Tech, Data Play Larger Role as CFOs Prep for Uncertain Future

CFO Voices: Modernizing Back-Office Operations

At any growth-stage company, there’s a lot of change happening.

For chief financial officers (CFOs), that means managing day-to-day change while keeping strategic growth as their North Star, Honor Technology CFO Andrew Steinberg told PYMNTS.

“I know where we want to be by the end of the year, I want to know what we want to look like by the end of next year, and here are the 20 initiatives that me and my finance team are working with the rest of the organization to make sure happens so that we do look, feel and operate a certain way,” Steinberg said.

Scaling Up

Steinberg joined Honor Technology in August, bringing nearly two decades of experience in financial and operations roles in tech and healthcare.

The company had acquired a rival, Home Instead, and was in the middle of integrating its operations into its existing business of providing technology solutions, operational support and caregivers to home care agencies that care for aging adults across the United States.

In his role as CFO, Steinberg is now working to drive Honor Technology’s financial strategy, optimize its financial reporting, enable growth of its platform and provide guidance on new opportunities.

Interviewed for the PYMNTS series “A Day in the Life of a Digital-First CFO,” Steinberg said that the things on his agenda include improving automation, reporting and data analytics.

“At its core, Honor is a machine-learning, data-driven company,” he said. “We are matching care providers to care recipients at scale in the most efficient way possible, and we are the largest and most tech-advanced company doing so. So, how do we continue to build out our systems in a way that we can continue to scale the business?”

Fostering Collaboration

Steinberg aims to streamline its tech stack of 20 different vendors so that all the tools — payment processing, invoicing, expense management, enterprise resource planning (ERP) and forecasting — are best aligned to inform the company’s decision-making.

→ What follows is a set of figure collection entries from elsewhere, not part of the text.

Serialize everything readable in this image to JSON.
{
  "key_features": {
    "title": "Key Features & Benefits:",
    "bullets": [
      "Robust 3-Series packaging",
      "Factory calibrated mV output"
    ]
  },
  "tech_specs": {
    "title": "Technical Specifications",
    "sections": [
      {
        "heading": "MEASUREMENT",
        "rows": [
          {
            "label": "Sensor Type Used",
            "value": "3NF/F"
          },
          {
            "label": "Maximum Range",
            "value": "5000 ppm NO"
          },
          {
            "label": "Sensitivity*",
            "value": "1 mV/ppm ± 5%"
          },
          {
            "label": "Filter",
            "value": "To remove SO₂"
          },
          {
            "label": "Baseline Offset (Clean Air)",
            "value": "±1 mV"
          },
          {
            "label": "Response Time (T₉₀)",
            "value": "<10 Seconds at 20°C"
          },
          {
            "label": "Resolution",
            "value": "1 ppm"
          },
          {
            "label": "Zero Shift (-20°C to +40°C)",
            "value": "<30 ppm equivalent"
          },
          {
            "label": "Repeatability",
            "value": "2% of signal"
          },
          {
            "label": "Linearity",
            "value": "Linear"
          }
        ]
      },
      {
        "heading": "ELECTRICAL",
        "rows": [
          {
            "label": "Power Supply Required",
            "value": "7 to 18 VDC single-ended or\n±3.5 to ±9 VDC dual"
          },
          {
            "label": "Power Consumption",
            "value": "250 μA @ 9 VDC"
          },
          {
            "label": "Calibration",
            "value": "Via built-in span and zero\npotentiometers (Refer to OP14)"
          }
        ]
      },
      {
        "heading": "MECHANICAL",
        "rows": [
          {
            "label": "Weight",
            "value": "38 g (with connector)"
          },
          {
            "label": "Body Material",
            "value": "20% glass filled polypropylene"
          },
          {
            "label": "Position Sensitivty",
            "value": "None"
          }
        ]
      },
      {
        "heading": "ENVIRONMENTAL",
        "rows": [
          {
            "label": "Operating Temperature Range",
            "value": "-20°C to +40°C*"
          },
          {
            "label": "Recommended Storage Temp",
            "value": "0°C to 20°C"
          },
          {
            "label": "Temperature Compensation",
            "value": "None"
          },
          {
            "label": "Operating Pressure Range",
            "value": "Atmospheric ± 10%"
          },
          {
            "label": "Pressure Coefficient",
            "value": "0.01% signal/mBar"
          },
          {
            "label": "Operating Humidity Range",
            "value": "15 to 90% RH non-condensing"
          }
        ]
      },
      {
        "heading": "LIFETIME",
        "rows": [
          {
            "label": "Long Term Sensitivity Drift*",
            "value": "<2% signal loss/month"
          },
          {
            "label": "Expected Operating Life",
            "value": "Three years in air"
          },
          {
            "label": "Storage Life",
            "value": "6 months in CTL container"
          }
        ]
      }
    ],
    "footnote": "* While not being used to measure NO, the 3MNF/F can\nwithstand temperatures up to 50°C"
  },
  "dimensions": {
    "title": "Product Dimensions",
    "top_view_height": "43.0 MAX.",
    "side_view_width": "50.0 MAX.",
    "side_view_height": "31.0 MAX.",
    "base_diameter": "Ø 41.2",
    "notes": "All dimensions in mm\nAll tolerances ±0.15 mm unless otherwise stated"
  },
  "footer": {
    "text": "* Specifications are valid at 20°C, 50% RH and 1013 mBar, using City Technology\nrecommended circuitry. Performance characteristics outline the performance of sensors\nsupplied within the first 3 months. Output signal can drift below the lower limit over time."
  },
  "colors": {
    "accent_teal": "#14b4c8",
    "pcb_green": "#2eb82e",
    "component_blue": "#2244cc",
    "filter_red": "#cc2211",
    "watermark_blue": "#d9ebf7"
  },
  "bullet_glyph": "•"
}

Honor Technology went remote-first during the pandemic, but it’s looking to build out its real estate footprint in areas where there are clusters of employees so that there’s a place where they can gather and collaborate.

Steinberg said the company’s human resources (HR) platform, regular engagement surveys and offsites help foster teamwork.

“We want to make sure that everyone at the company is fully engaged, that teams are efficient, and that we don’t suffer the same sort of quiet quitting that a number of firms are facing right now.”

Positioning for the Future

While no company is immune to macroeconomic conditions, Honor Technology has been growing within the $83 billion market for activities of daily living (ADL) support networks, which is underserved, highly fragmented and getting a lot of attention from companies like CVS and Amazon, Steinberg said.

“There’s a lot of attention in this space, and it is changing quite rapidly, and we feel like we are the best positioned for the future and the scaling of this market,” Steinberg said, adding that Honor is the largest player in the space.

Honor Technology’s platform gives care professionals a lot of agency in terms of choosing the jobs they want and the hours they work. The company also provides benefits, like 401(k) matching, that are also not uniformly available to all caregivers. 

As a result, Steinberg said, Honor Technology has an “incredible” Net Promoter Score (NPS) among care professionals and some of the highest retention rates.

“We are just seeing an incredible amount of opportunity in the market,” Steinberg said. “I think as a finance organization, it’s collecting that data, turning it into real-time analytics, being able to tell a really strong equity story — that is what we’re doing over the next year.”